Kathleen Blackshear was born and raised in Navasota, Texas and began art lessons at age twelve. In 1917, she graduated from Baylor University in Waco, and then she went to New York to study at the Art Students League. Her teachers were Gutzon Borglum, George Bridgman, and Frank Vincent DuMond. In 1918, she moved to Los Angeles, where she worked as a commercial artist and telephone operator. After living briefly in Navasota, she attended the Art Institute of Chicago between 1924 and 1927.
A teacher of art history at the Art Institute of Chicago from 1926 to 1961, Blackshear was active in the art community there and in Navasota, Texas her birth and death place. She lectured at Witte Museum and School of McNey Art Institute in San Antonio, and at an annual series for members of the Museum of Fine Arts in Houston. In 1968, she was named Professor Emeritus at the Art Institute of Chicago. As a painter, graphic artist, and ceramist, she created work that included small town genre scenes and studies of African-Americans. Much influenced by French painter Paul Cezanne, some of her painting is focused on Fauve-like color and flat, two dimensionality.
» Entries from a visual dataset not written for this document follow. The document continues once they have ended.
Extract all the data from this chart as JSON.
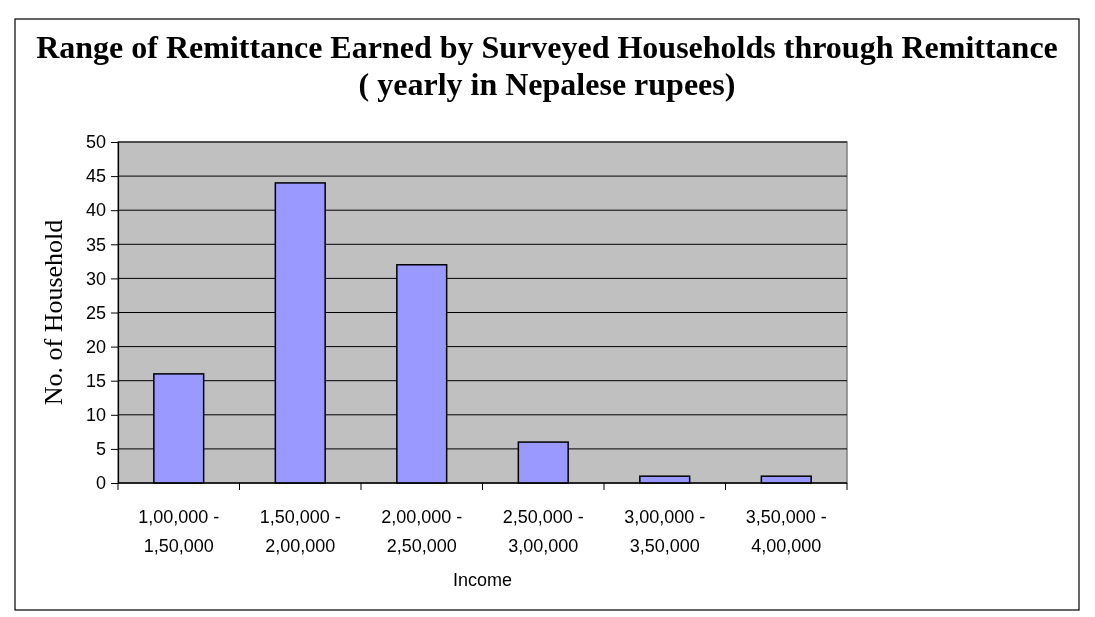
{
  "chart_data": {
    "type": "bar",
    "title": "Range of Remittance Earned by Surveyed Households through Remittance ( yearly in Nepalese rupees)",
    "xlabel": "Income",
    "ylabel": "No. of Household",
    "categories": [
      "1,00,000 - 1,50,000",
      "1,50,000 - 2,00,000",
      "2,00,000 - 2,50,000",
      "2,50,000 - 3,00,000",
      "3,00,000 - 3,50,000",
      "3,50,000 - 4,00,000"
    ],
    "values": [
      16,
      44,
      32,
      6,
      1,
      1
    ],
    "color": "#9999ff",
    "ylim": [
      0,
      50
    ],
    "yticks": [
      0,
      5,
      10,
      15,
      20,
      25,
      30,
      35,
      40,
      45,
      50
    ],
    "grid": "y"
  }
}
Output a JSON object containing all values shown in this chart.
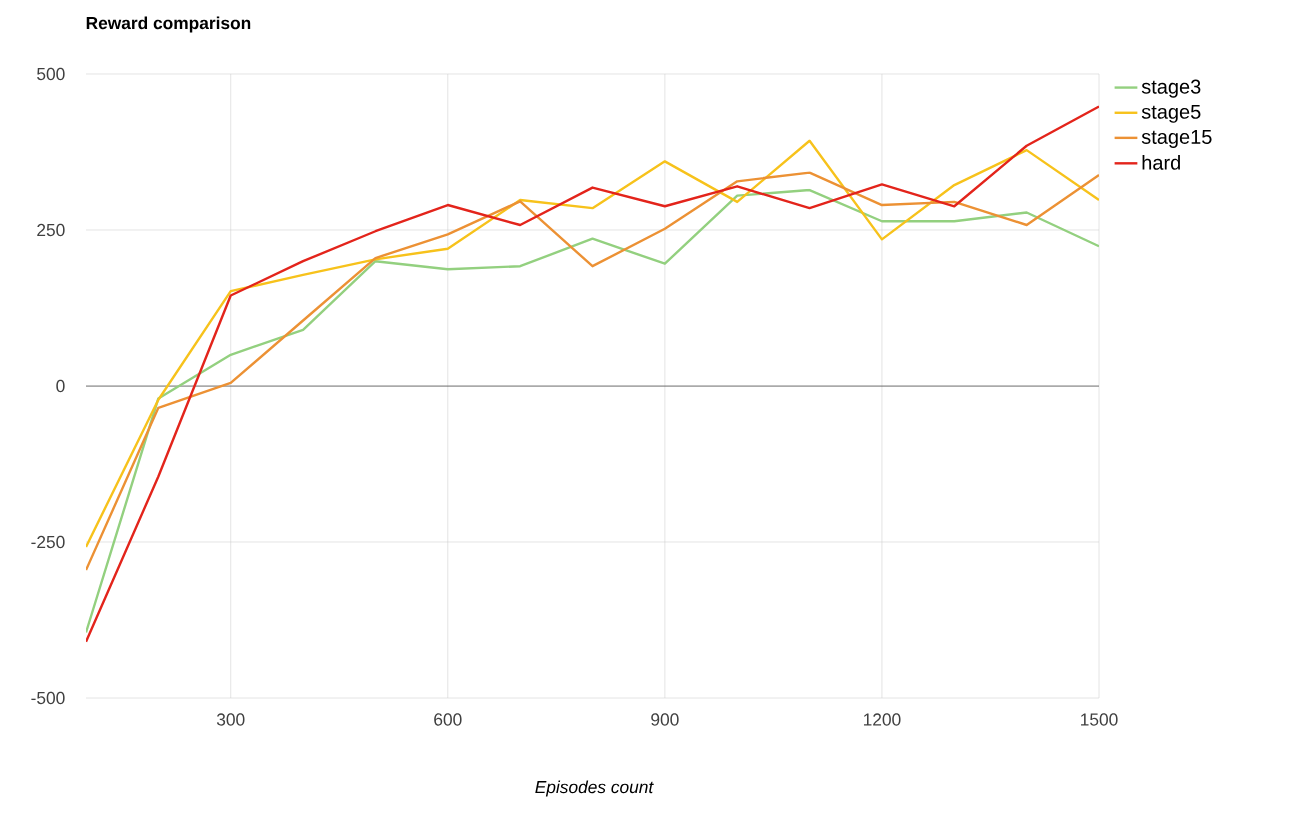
{
  "chart_data": {
    "type": "line",
    "title": "Reward comparison",
    "xlabel": "Episodes count",
    "x": [
      100,
      200,
      300,
      400,
      500,
      600,
      700,
      800,
      900,
      1000,
      1100,
      1200,
      1300,
      1400,
      1500
    ],
    "series": [
      {
        "name": "stage3",
        "color": "#93d07f",
        "values": [
          -395,
          -20,
          50,
          90,
          200,
          187,
          192,
          236,
          196,
          305,
          314,
          264,
          264,
          278,
          224
        ]
      },
      {
        "name": "stage5",
        "color": "#f7c21b",
        "values": [
          -258,
          -22,
          152,
          178,
          203,
          220,
          298,
          285,
          360,
          295,
          393,
          235,
          322,
          378,
          298
        ]
      },
      {
        "name": "stage15",
        "color": "#ec9134",
        "values": [
          -295,
          -35,
          5,
          105,
          205,
          243,
          296,
          192,
          252,
          328,
          342,
          290,
          295,
          258,
          338
        ]
      },
      {
        "name": "hard",
        "color": "#e3241b",
        "values": [
          -410,
          -145,
          145,
          200,
          248,
          290,
          258,
          318,
          288,
          320,
          285,
          323,
          288,
          385,
          448
        ]
      }
    ],
    "xlim": [
      100,
      1500
    ],
    "ylim": [
      -500,
      500
    ],
    "xticks": [
      300,
      600,
      900,
      1200,
      1500
    ],
    "yticks": [
      -500,
      -250,
      0,
      250,
      500
    ],
    "grid": true,
    "legend": "right",
    "ref_lines": [
      {
        "axis": "y",
        "value": 0,
        "color": "#333333"
      }
    ]
  }
}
One of her early teachers was art historian Helen Gardner, who stimulated Blackshear's interest in Asian and African art subjects. For Gardner, she illustrated two revised editions of her textbooks, "Art Through the Ages" (1926) and "Understanding the Arts" (1932). She also did two dioramas for the 1933 Century of Progress Exposition in Chicago, and illustrated "Art Has Many Faces" by Katherine Kuh. She briefly maintained a studio in Houston and spent many summers at her home in Navasota, and retired there in 1961. She also did sketching in Arizona, New Mexico, and Mexico.